3M Co. (MMM), the maker of products ranging from Scotch tape to dental braces, said quarterly sales growth in Asia, excluding Japan, rose the most in almost two years, a sign demand is picking up in the region.
3M’s sales from existing business rose 10 percent in Asia Pacific, driven by China’s 16 percent gain, Chief Financial Officer David Meline said today on a conference call. Including Japan, sales in the region rose 5.8 percent, Meline said, compared with a decline of 0.1 percent in the third quarter.
“For the base business we see a recovery coming and we feel optimistic about that,” Inge Thulin, 3M’s Chief Executive Officer, said on the conference call about China. “We’re still cautious.”
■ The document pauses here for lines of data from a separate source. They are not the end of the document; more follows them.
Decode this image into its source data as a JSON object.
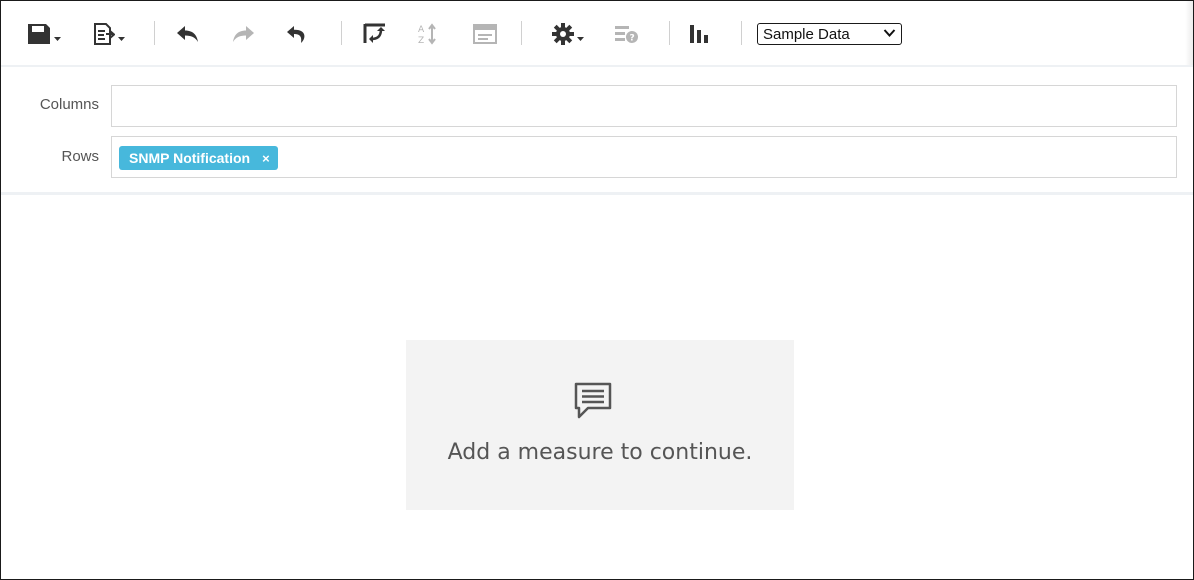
{
  "toolbar": {
    "items": [
      {
        "name": "save-icon",
        "enabled": true
      },
      {
        "name": "export-icon",
        "enabled": true
      },
      {
        "name": "undo-icon",
        "enabled": true
      },
      {
        "name": "redo-icon",
        "enabled": false
      },
      {
        "name": "reset-icon",
        "enabled": true
      },
      {
        "name": "swap-axes-icon",
        "enabled": true
      },
      {
        "name": "sort-icon",
        "enabled": false
      },
      {
        "name": "field-list-icon",
        "enabled": false
      },
      {
        "name": "settings-icon",
        "enabled": true
      },
      {
        "name": "calculated-field-icon",
        "enabled": false
      },
      {
        "name": "chart-icon",
        "enabled": true
      }
    ],
    "data_source": {
      "selected": "Sample Data"
    }
  },
  "zones": {
    "columns": {
      "label": "Columns",
      "fields": []
    },
    "rows": {
      "label": "Rows",
      "fields": [
        "SNMP Notification"
      ]
    }
  },
  "message": {
    "icon": "message-icon",
    "text": "Add a measure to continue."
  },
  "colors": {
    "chip": "#47b8dc",
    "icon": "#333333",
    "icon_disabled": "#b5b5b5",
    "message_bg": "#f3f3f3",
    "message_text": "#555555"
  }
}
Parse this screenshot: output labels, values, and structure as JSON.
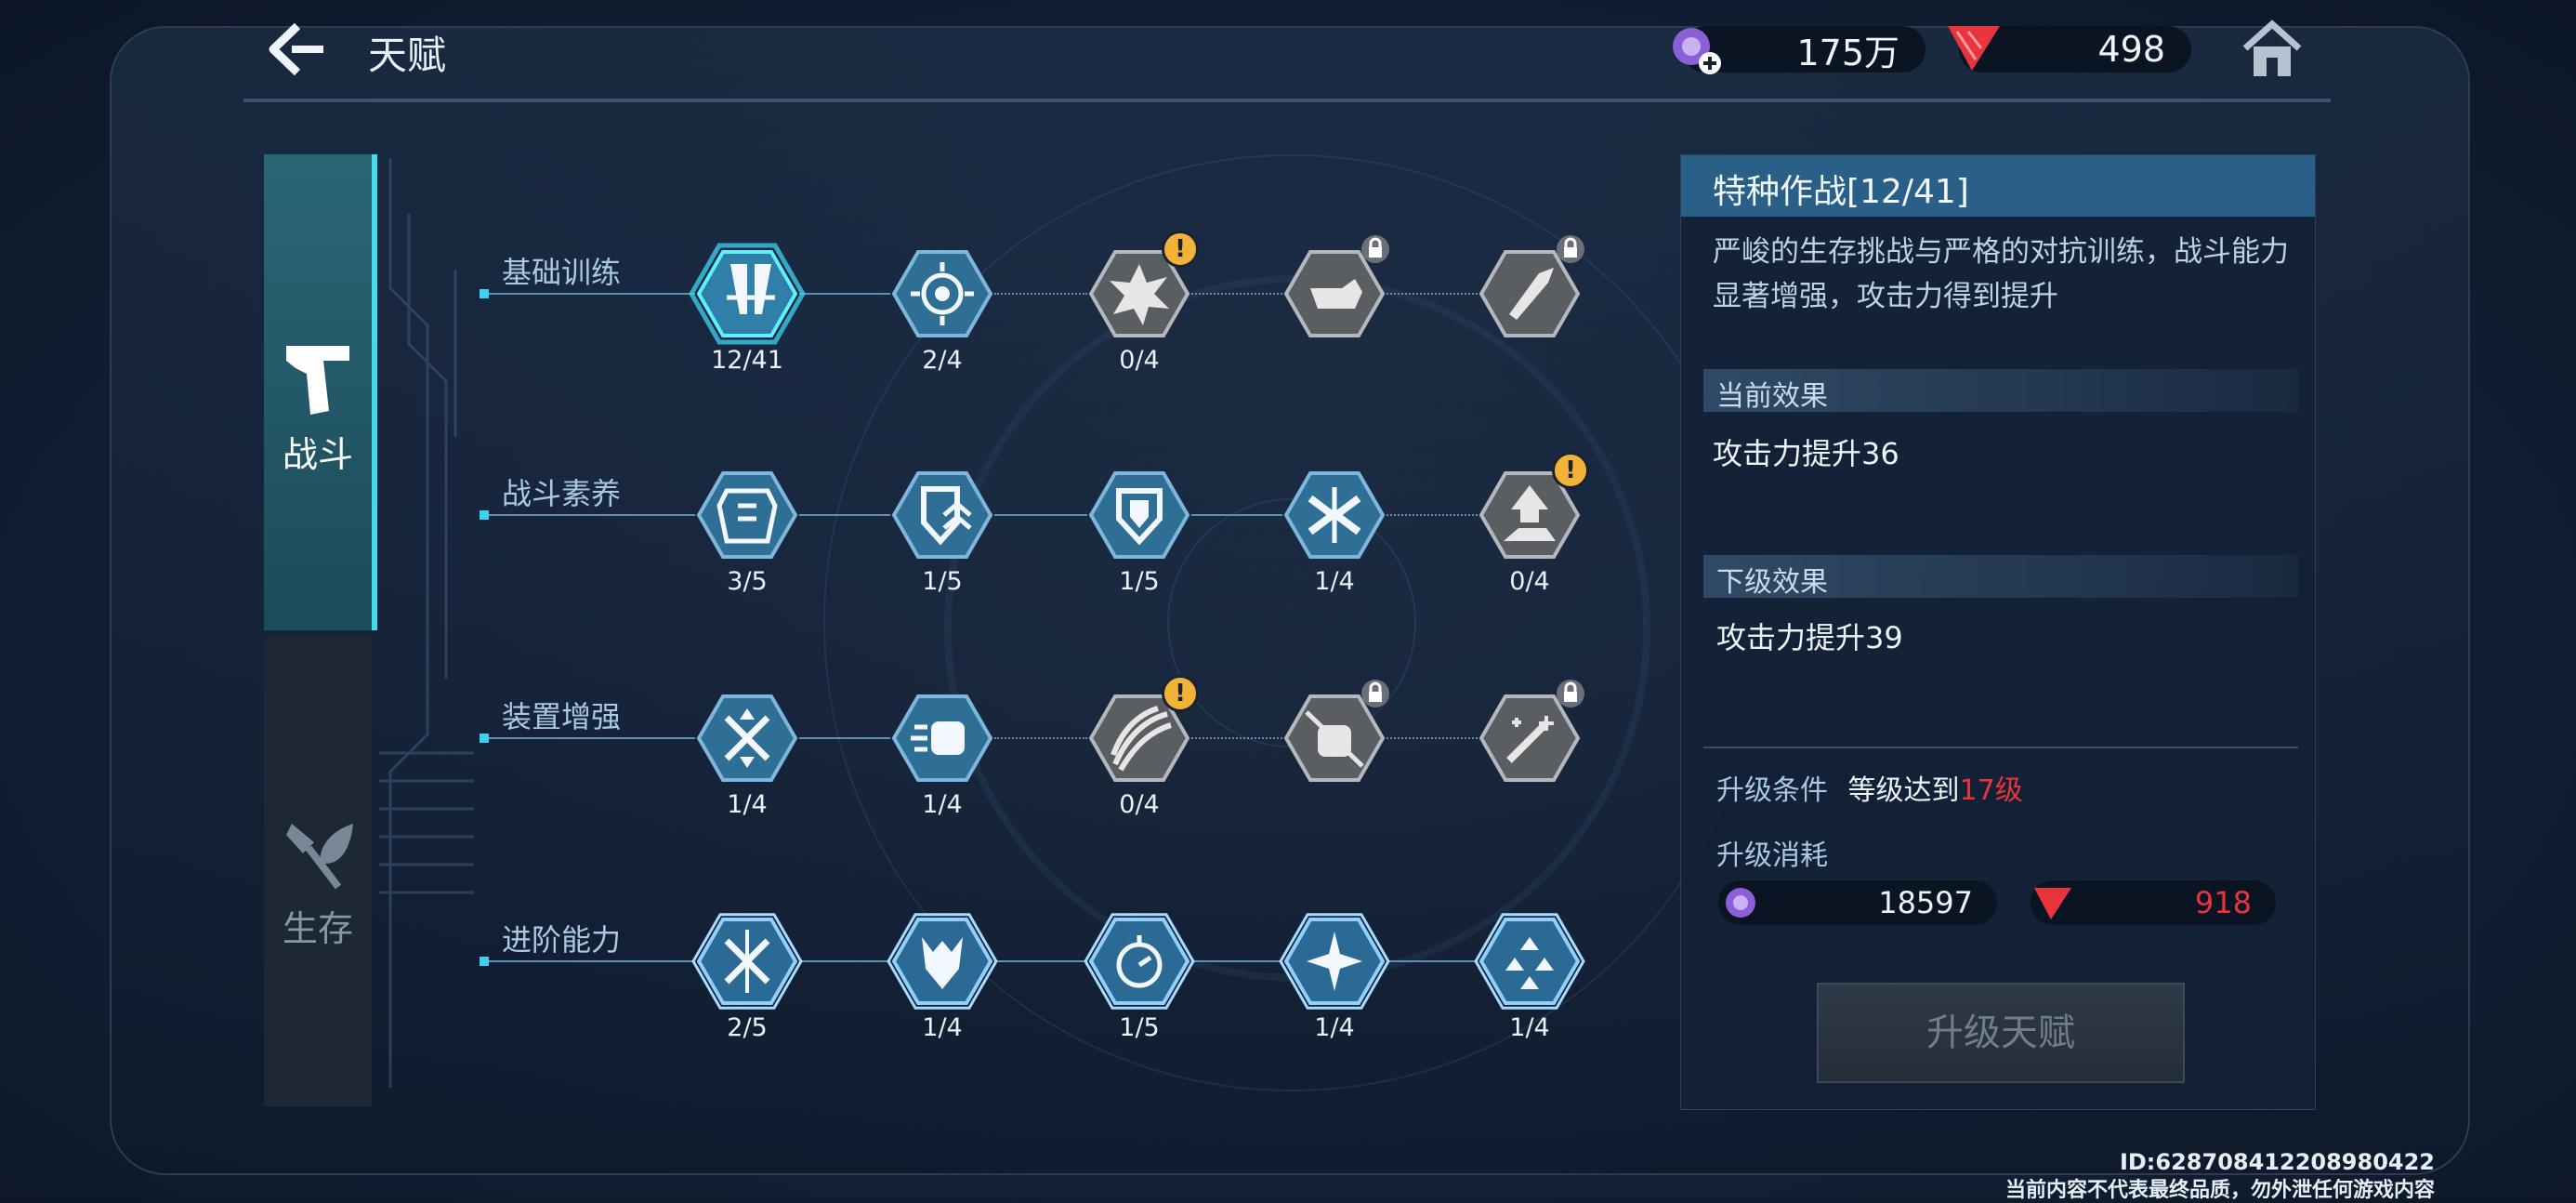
{
  "header": {
    "title": "天赋",
    "currency_crystal": "175万",
    "currency_red": "498"
  },
  "tabs": [
    {
      "label": "战斗",
      "icon": "pistol-icon",
      "active": true
    },
    {
      "label": "生存",
      "icon": "leaf-axe-icon",
      "active": false
    }
  ],
  "rows": [
    {
      "label": "基础训练",
      "nodes": [
        {
          "count": "12/41",
          "icon": "blades-icon",
          "state": "selected"
        },
        {
          "count": "2/4",
          "icon": "target-spiral-icon",
          "state": "active"
        },
        {
          "count": "0/4",
          "icon": "explosion-icon",
          "state": "available-alert"
        },
        {
          "count": "",
          "icon": "fist-punch-icon",
          "state": "locked"
        },
        {
          "count": "",
          "icon": "rocket-shield-icon",
          "state": "locked"
        }
      ]
    },
    {
      "label": "战斗素养",
      "nodes": [
        {
          "count": "3/5",
          "icon": "armor-vest-icon",
          "state": "active"
        },
        {
          "count": "1/5",
          "icon": "shield-chevron-icon",
          "state": "active"
        },
        {
          "count": "1/5",
          "icon": "shield-double-icon",
          "state": "active"
        },
        {
          "count": "1/4",
          "icon": "arrows-cross-icon",
          "state": "active"
        },
        {
          "count": "0/4",
          "icon": "boot-kick-icon",
          "state": "available-alert"
        }
      ]
    },
    {
      "label": "装置增强",
      "nodes": [
        {
          "count": "1/4",
          "icon": "arrows-scatter-icon",
          "state": "active"
        },
        {
          "count": "1/4",
          "icon": "fist-speed-icon",
          "state": "active"
        },
        {
          "count": "0/4",
          "icon": "claw-slash-icon",
          "state": "available-alert"
        },
        {
          "count": "",
          "icon": "fist-sword-icon",
          "state": "locked"
        },
        {
          "count": "",
          "icon": "syringe-sparks-icon",
          "state": "locked"
        }
      ]
    },
    {
      "label": "进阶能力",
      "nodes": [
        {
          "count": "2/5",
          "icon": "crossed-lines-icon",
          "state": "advanced"
        },
        {
          "count": "1/4",
          "icon": "beast-head-icon",
          "state": "advanced"
        },
        {
          "count": "1/5",
          "icon": "stopwatch-icon",
          "state": "advanced"
        },
        {
          "count": "1/4",
          "icon": "star-burst-icon",
          "state": "advanced"
        },
        {
          "count": "1/4",
          "icon": "hex-cluster-icon",
          "state": "advanced"
        }
      ]
    }
  ],
  "panel": {
    "title": "特种作战[12/41]",
    "description": "严峻的生存挑战与严格的对抗训练，战斗能力显著增强，攻击力得到提升",
    "current_label": "当前效果",
    "current_value": "攻击力提升36",
    "next_label": "下级效果",
    "next_value": "攻击力提升39",
    "cond_label": "升级条件",
    "cond_text": "等级达到",
    "cond_level": "17级",
    "cost_label": "升级消耗",
    "cost_crystal": "18597",
    "cost_red": "918",
    "upgrade_button": "升级天赋"
  },
  "footer": {
    "id_text": "ID:628708412208980422",
    "notice": "当前内容不代表最终品质，勿外泄任何游戏内容"
  },
  "colors": {
    "accent": "#45d9ec",
    "alert": "#f1b238",
    "red": "#e8343c",
    "crystal": "#8b5fd6"
  }
}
Asia, which unexpectedly became a drag for U.S. companies as growth slowed last year, may help boost sales in 2013 and make up for a recession-hurt Western Europe. 3M, similar to many large U.S. companies, has invested heavily in China and other Asian economies to make up for growth that’s lagged behind developed countries.
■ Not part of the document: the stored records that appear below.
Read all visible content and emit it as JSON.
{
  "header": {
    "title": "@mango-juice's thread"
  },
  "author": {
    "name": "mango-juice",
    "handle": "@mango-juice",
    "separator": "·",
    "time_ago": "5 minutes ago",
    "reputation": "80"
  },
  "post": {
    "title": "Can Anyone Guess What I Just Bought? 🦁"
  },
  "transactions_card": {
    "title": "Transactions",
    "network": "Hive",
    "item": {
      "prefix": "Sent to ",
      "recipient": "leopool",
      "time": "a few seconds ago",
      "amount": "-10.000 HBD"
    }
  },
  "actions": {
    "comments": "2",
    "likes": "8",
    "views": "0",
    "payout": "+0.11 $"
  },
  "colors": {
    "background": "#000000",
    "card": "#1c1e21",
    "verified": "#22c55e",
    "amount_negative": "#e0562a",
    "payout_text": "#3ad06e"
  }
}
China’s economic growth slowed to 7.8 percent last year from 9.3 percent in 2011. This year, it’s forecast to accelerate to 8.1 percent growth, according to the average of economists’ estimates compiled by Bloomberg. Asia, excluding Japan, is forecast to grow 6.72 percent this year. Growth slowed to an estimated 6.25 percent last year from 7.56 percent in 2011.
Asia Pacific accounted for 31 percent of the company’s sales in 2011, the latest annual sales figure with a regional breakdown, trailing only the U.S, which had 34 percent. Europe, the Middle East and Africa accounted for 24 percent of sales.
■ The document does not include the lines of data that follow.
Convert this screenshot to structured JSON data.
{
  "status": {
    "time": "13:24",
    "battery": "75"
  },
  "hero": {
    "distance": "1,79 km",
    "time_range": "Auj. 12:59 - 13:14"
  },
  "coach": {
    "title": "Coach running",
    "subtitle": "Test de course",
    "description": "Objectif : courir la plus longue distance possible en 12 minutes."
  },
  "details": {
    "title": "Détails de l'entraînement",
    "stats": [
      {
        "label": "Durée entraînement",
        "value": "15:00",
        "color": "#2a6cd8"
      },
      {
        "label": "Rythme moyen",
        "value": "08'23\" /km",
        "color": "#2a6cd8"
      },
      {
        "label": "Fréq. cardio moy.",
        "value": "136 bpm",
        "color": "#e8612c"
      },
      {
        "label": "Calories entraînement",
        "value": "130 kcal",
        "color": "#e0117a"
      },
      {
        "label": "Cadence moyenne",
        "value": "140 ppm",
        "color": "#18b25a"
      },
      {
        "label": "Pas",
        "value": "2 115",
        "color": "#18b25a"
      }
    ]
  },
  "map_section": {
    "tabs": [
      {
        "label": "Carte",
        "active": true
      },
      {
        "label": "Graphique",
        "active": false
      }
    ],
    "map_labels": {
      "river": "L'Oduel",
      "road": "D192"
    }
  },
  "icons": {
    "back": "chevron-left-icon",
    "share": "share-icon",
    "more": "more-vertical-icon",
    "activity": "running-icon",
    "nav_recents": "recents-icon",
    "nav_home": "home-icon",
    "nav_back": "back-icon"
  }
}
Still, Thulin warned that growth in China won’t be at the levels of the recent past. China’s economy expanded 14.2 percent in 2007.
“It’s not the old China, if you like,” Thulin said. “It’s a different base line that we need to grow from.”
While 3M’s industrial business is expected to do well in China this year, there’s some doubt on the recovery of electronics, Thulin said.
U.S. sales from existing businesses rose 5.2 percent in the fourth quarter, more than double the 2.3 percent gain in the third quarter, helped by strong holiday demand for consumer and office products.
As part of a strategic review of businesses with sales of $2.5 billion that the company announced in November, 3M will combine its security-systems division with its traffic-safety business, eliminating 300 jobs, Thulin said. The move will result in an $8 million charge in the first quarter, he said.
Thulin said government spending on security has decreased over the last few years and combining the businesses will increase efficiency.
3M posted fourth-quarter net income of $991 million, or $1.41 a share, up from $954 million, or $1.35, a year earlier. That matched the $1.41 average estimate of analysts surveyed by Bloomberg. Sales climbed 4.2 percent to $7.39 billion, beating the average estimate of $7.17 billion.
The company reaffirmed its full-year forecast for 2013 of earnings in a range of $6.70 to $6.95 a share.